Remote ischemic post-conditioning, an alternative noninvasive neuroprotective approach, has been purported to suppress AQP4 expression, and thus limit edema formation in models of focal cerebral ischemia (Qi et al., 2016). Employing hindlimb clamping to occlude blood flow post-middle cerebral artery occlusion resulted in fewer AQP4-positive cells and reduced AQP4 mRNA levels at 24 hours compared to controls. Additionally, remote ischemic post-conditioning suppressed activation of the transcription factor nuclear factor-κB (NF-κB), suggesting that the therapy may modulate AQP4 expression by downregulating the NF-κB pathway (Qi et al., 2016).

Another approach to mitigating the damage of ischemic stroke is to induce a hibernation-like state of low metabolic activity. Recent studies revealed that ethanol decreases cerebral edema and improves BBB integrity following ischemic stroke (Zeng et al., 2012; Peng et al., 2013). In addition, therapeutic hypothermia (30–34°C) resulted in increases AQP4 mRNA and protein levels after ICH (Gao et al., 2015; Kim and Yenari, 2015).
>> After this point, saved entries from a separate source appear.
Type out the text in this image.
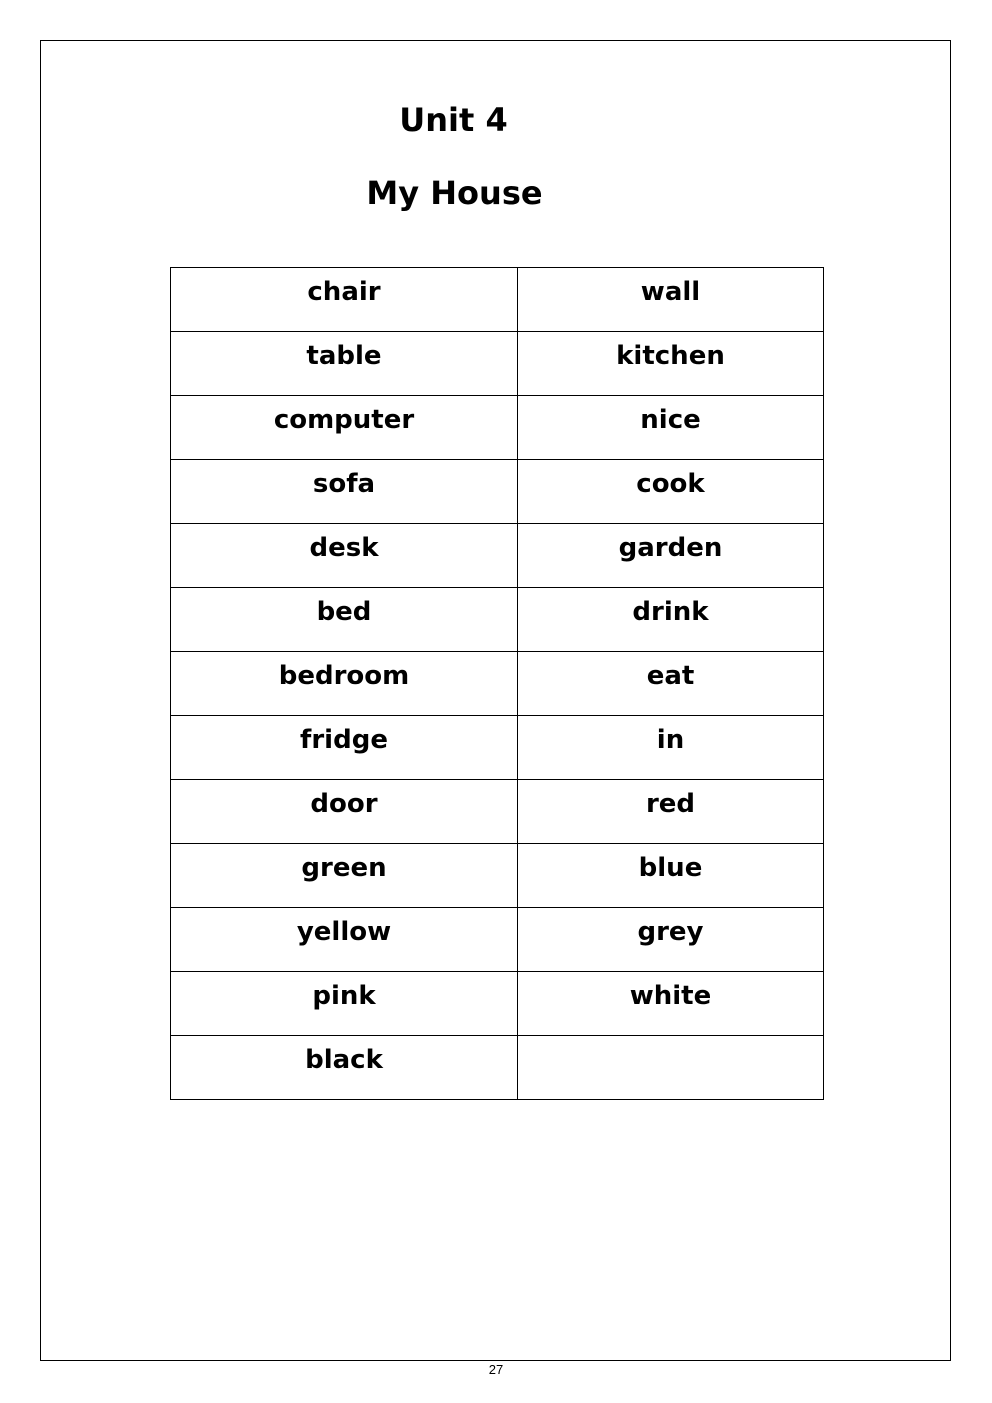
Unit 4
My House
chair	wall
table	kitchen
computer	nice
sofa	cook
desk	garden
bed	drink
bedroom	eat
fridge	in
door	red
green	blue
yellow	grey
pink	white
black	
27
Future directions: The therapies for treating cerebral edema currently aim to alleviate the effects of AQP. Although many of the agents presented here have seen success in experimental models, further research is necessary to assess their efficacy and to identify any unwanted side effects which may manifest because of therapy administration. Additionally, ischemic and hemorrhagic strokes should be considered in the development of therapies targeting AQP, which may enhance this effort.